Established opinion is that vessel wall eversion with intima–intima apposition is a prerequisite for good results. This configuration, however, could not be identified in the suture group. In the S2AS group, an inverting configuration was typically found. These observations indicate that, contrary to broad belief, routine expert coronary anastomosis suturing does not necessarily result in any specific type of wall apposition, but that this does not appear to affect the result.
The blind pouch, formed by the conversion of the side-to-side anastomosis to an end-to-side configuration, effectively disappeared. For 6 months, CFR values remained stable. Thus, coronary run-off was preserved. The low incidence of myocardial damage seen in the left ventriculogram further supports the inference that the connector anastomosis did not generate (micro) emboli. The cause of the increased incidence of myocardial damage in the suture group is unclear. Porcine myocardium is more vulnerable to ischemia than human myocardium, probably because of the virtual absence of collaterals. Inadequate flow through the intracoronary shunt or blocking of side branches during anastomosis construction may have played a role.
Advantages of the Connector Technique
When validated clinically, the simplification of anastomosis construction, coupled to improved consistency, may guide more surgeons toward off-pump revascularization of all regions of the heart and may facilitate limited access procedures.
Limitations of the Study
All procedures were standardized, but observations at 3 and 6 months were mostly performed in different animals. Therefore, the time frame may not be the only factor explaining the observed differences.
The current experiment was limited to 6-month follow-up in the porcine model, which is regarded as correlating with a 1.5- to 3-year healing response in the human coronary artery.11
For lack of a viable porcine venous graft model, the current study was limited to arterial grafts. The validity of our findings for venous grafts remains to be established.

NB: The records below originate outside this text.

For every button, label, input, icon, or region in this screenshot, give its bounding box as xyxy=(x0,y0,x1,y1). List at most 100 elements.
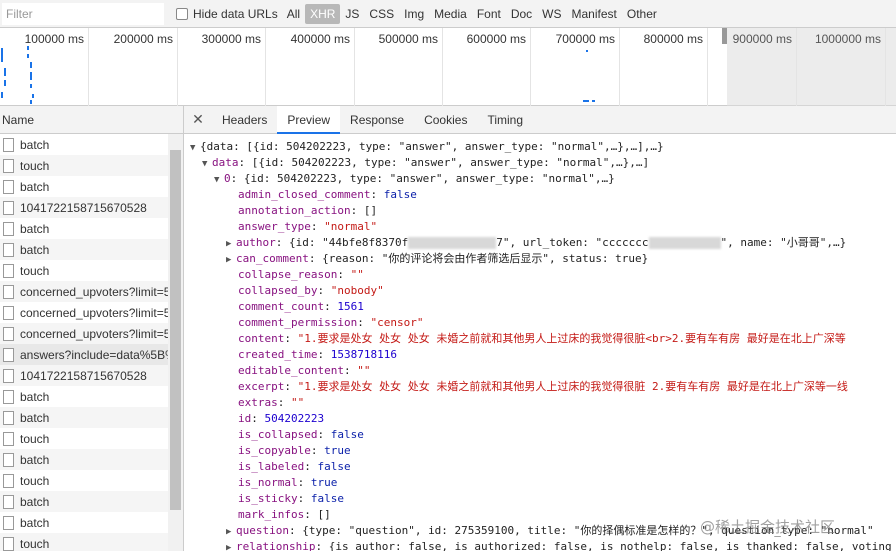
json-field-author[interactable]: ▶ author: {id: "44bfe8f8370f 7", url_token… xyxy=(226,235,846,251)
hide-data-urls-toggle[interactable]: Hide data URLs xyxy=(176,7,278,21)
json-key: collapse_reason xyxy=(238,268,338,281)
json-field-answer-type[interactable]: answer_type: "normal" xyxy=(238,219,377,235)
type-filter-font[interactable]: Font xyxy=(472,4,506,24)
json-preview: ▼ {data: [{id: 504202223, type: "answer",… xyxy=(184,134,896,551)
json-field-collapse-reason[interactable]: collapse_reason: "" xyxy=(238,267,364,283)
request-row[interactable]: batch xyxy=(0,491,183,512)
json-field-is-sticky[interactable]: is_sticky: false xyxy=(238,491,344,507)
request-list-scrollbar-thumb[interactable] xyxy=(170,150,181,510)
file-icon xyxy=(3,515,14,530)
type-filter-manifest[interactable]: Manifest xyxy=(567,4,622,24)
request-row[interactable]: batch xyxy=(0,134,183,155)
request-row[interactable]: batch xyxy=(0,176,183,197)
json-field-comment-permission[interactable]: comment_permission: "censor" xyxy=(238,315,423,331)
network-timeline[interactable]: 100000 ms 200000 ms 300000 ms 400000 ms 5000… xyxy=(0,28,896,109)
json-field-created-time[interactable]: created_time: 1538718116 xyxy=(238,347,397,363)
request-name: touch xyxy=(20,536,50,551)
json-field-is-collapsed[interactable]: is_collapsed: false xyxy=(238,427,364,443)
timeline-range-handle[interactable] xyxy=(722,28,727,44)
json-value: ", name: "小哥哥",…} xyxy=(720,236,847,249)
request-row[interactable]: touch xyxy=(0,428,183,449)
file-icon xyxy=(3,158,14,173)
column-header-name[interactable]: Name xyxy=(0,106,184,134)
request-row[interactable]: touch xyxy=(0,470,183,491)
tab-headers[interactable]: Headers xyxy=(212,106,277,134)
timeline-tick-label: 800000 ms xyxy=(643,32,703,46)
type-filter-js[interactable]: JS xyxy=(340,4,364,24)
json-field-editable-content[interactable]: editable_content: "" xyxy=(238,363,370,379)
request-name: concerned_upvoters?limit=5 xyxy=(20,305,168,320)
tab-timing[interactable]: Timing xyxy=(477,106,533,134)
json-value: false xyxy=(383,188,417,201)
resource-type-filters: All XHR JS CSS Img Media Font Doc WS Manifest Othe… xyxy=(282,3,662,24)
expand-triangle-icon[interactable]: ▶ xyxy=(226,252,236,268)
type-filter-img[interactable]: Img xyxy=(399,4,429,24)
timeline-request-bar xyxy=(30,62,32,68)
type-filter-media[interactable]: Media xyxy=(429,4,472,24)
json-key: collapsed_by xyxy=(238,284,318,297)
request-name: batch xyxy=(20,410,50,425)
expand-triangle-icon[interactable]: ▶ xyxy=(226,540,236,551)
timeline-tick-label: 200000 ms xyxy=(113,32,173,46)
request-row[interactable]: batch xyxy=(0,218,183,239)
request-row[interactable]: batch xyxy=(0,512,183,533)
request-row[interactable]: concerned_upvoters?limit=5 xyxy=(0,323,183,344)
request-row[interactable]: batch xyxy=(0,407,183,428)
json-key: is_sticky xyxy=(238,492,298,505)
type-filter-other[interactable]: Other xyxy=(622,4,662,24)
filter-input[interactable]: Filter xyxy=(2,2,164,25)
json-data-line[interactable]: ▼ data: [{id: 504202223, type: "answer", … xyxy=(202,155,649,171)
request-name: batch xyxy=(20,515,50,530)
json-key: annotation_action xyxy=(238,204,351,217)
json-field-extras[interactable]: extras: "" xyxy=(238,395,304,411)
json-key: id xyxy=(238,412,252,425)
json-field-comment-count[interactable]: comment_count: 1561 xyxy=(238,299,364,315)
timeline-request-bar xyxy=(30,84,32,88)
type-filter-css[interactable]: CSS xyxy=(364,4,399,24)
type-filter-ws[interactable]: WS xyxy=(537,4,566,24)
json-field-content[interactable]: content: "1.要求是处女 处女 处女 未婚之前就和其他男人上过床的我觉… xyxy=(238,331,846,347)
type-filter-all[interactable]: All xyxy=(282,4,305,24)
json-field-mark-infos[interactable]: mark_infos: [] xyxy=(238,507,331,523)
json-field-id[interactable]: id: 504202223 xyxy=(238,411,324,427)
json-item-0-line[interactable]: ▼ 0: {id: 504202223, type: "answer", answ… xyxy=(214,171,615,187)
expand-triangle-icon[interactable]: ▶ xyxy=(226,236,236,252)
tab-response[interactable]: Response xyxy=(340,106,414,134)
request-row[interactable]: batch xyxy=(0,449,183,470)
detail-tabs: ✕ Headers Preview Response Cookies Timing xyxy=(184,105,896,134)
json-root-line[interactable]: ▼ {data: [{id: 504202223, type: "answer",… xyxy=(190,139,664,155)
request-name: batch xyxy=(20,221,50,236)
json-field-is-copyable[interactable]: is_copyable: true xyxy=(238,443,351,459)
hide-data-urls-label: Hide data URLs xyxy=(193,6,278,21)
file-icon xyxy=(3,494,14,509)
request-row[interactable]: touch xyxy=(0,155,183,176)
file-icon xyxy=(3,326,14,341)
json-field-is-normal[interactable]: is_normal: true xyxy=(238,475,337,491)
request-row[interactable]: batch xyxy=(0,386,183,407)
type-filter-xhr[interactable]: XHR xyxy=(305,3,341,24)
hide-data-urls-checkbox[interactable] xyxy=(176,7,188,20)
request-row[interactable]: touch xyxy=(0,260,183,281)
json-field-is-labeled[interactable]: is_labeled: false xyxy=(238,459,351,475)
json-field-relationship[interactable]: ▶ relationship: {is_author: false, is_aut… xyxy=(226,539,892,551)
request-row[interactable]: 1041722158715670528 xyxy=(0,365,183,386)
json-field-annotation-action[interactable]: annotation_action: [] xyxy=(238,203,377,219)
request-row[interactable]: concerned_upvoters?limit=5 xyxy=(0,281,183,302)
file-icon xyxy=(3,473,14,488)
type-filter-doc[interactable]: Doc xyxy=(506,4,537,24)
json-field-admin-closed-comment[interactable]: admin_closed_comment: false xyxy=(238,187,417,203)
tab-cookies[interactable]: Cookies xyxy=(414,106,477,134)
json-value: {reason: "你的评论将会由作者筛选后显示", status: true} xyxy=(322,252,649,265)
close-detail-icon[interactable]: ✕ xyxy=(184,111,212,128)
json-field-collapsed-by[interactable]: collapsed_by: "nobody" xyxy=(238,283,384,299)
request-row[interactable]: concerned_upvoters?limit=5 xyxy=(0,302,183,323)
request-row[interactable]: 1041722158715670528 xyxy=(0,197,183,218)
timeline-request-bar xyxy=(1,92,3,98)
json-field-can-comment[interactable]: ▶ can_comment: {reason: "你的评论将会由作者筛选后显示",… xyxy=(226,251,648,267)
expand-triangle-icon[interactable]: ▶ xyxy=(226,524,236,540)
json-field-excerpt[interactable]: excerpt: "1.要求是处女 处女 处女 未婚之前就和其他男人上过床的我觉… xyxy=(238,379,848,395)
request-row[interactable]: batch xyxy=(0,239,183,260)
request-row[interactable]: touch xyxy=(0,533,183,551)
tab-preview[interactable]: Preview xyxy=(277,105,341,134)
request-row[interactable]: answers?include=data%5B%2A%5D xyxy=(0,344,183,365)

In arterial grafting, the tested connector rivaled suturing in terms of patency and function. The noncompliant intraluminal ring, unconventional wall apposition, and the initial blind pouch did not interfere with favorable anastomosis remodeling and healing. By simplifying and accelerating anastomosis construction, coronary connectors may help to expand off-pump coronary bypass surgery and stimulate the development of limited and port access procedures.
We acknowledge the constructive contributions of Sjef Ernst, MD, PhD for expertly performing the catheterization procedures, and Maringa Emons, Merel Schurink, and colleagues from the Utrecht University Central Animal Facilities for their support and care for the animals.
This study was funded by Ethicon Inc (Somerville, NJ), which has a collaboration agreement with iiTech BV (Amsterdam, the Netherlands). Paul T.W. Suyker and Willem J.L. Suyker, the inventors of the S2AS, are major stockholders in iiTech. John P. Matonick is employed by Ethicon, and Marc P. Buijsrogge is consultant to Ethicon.
Presented at the American Heart Association Scientific Sessions, Dallas, Tex, November 13–16, 2005.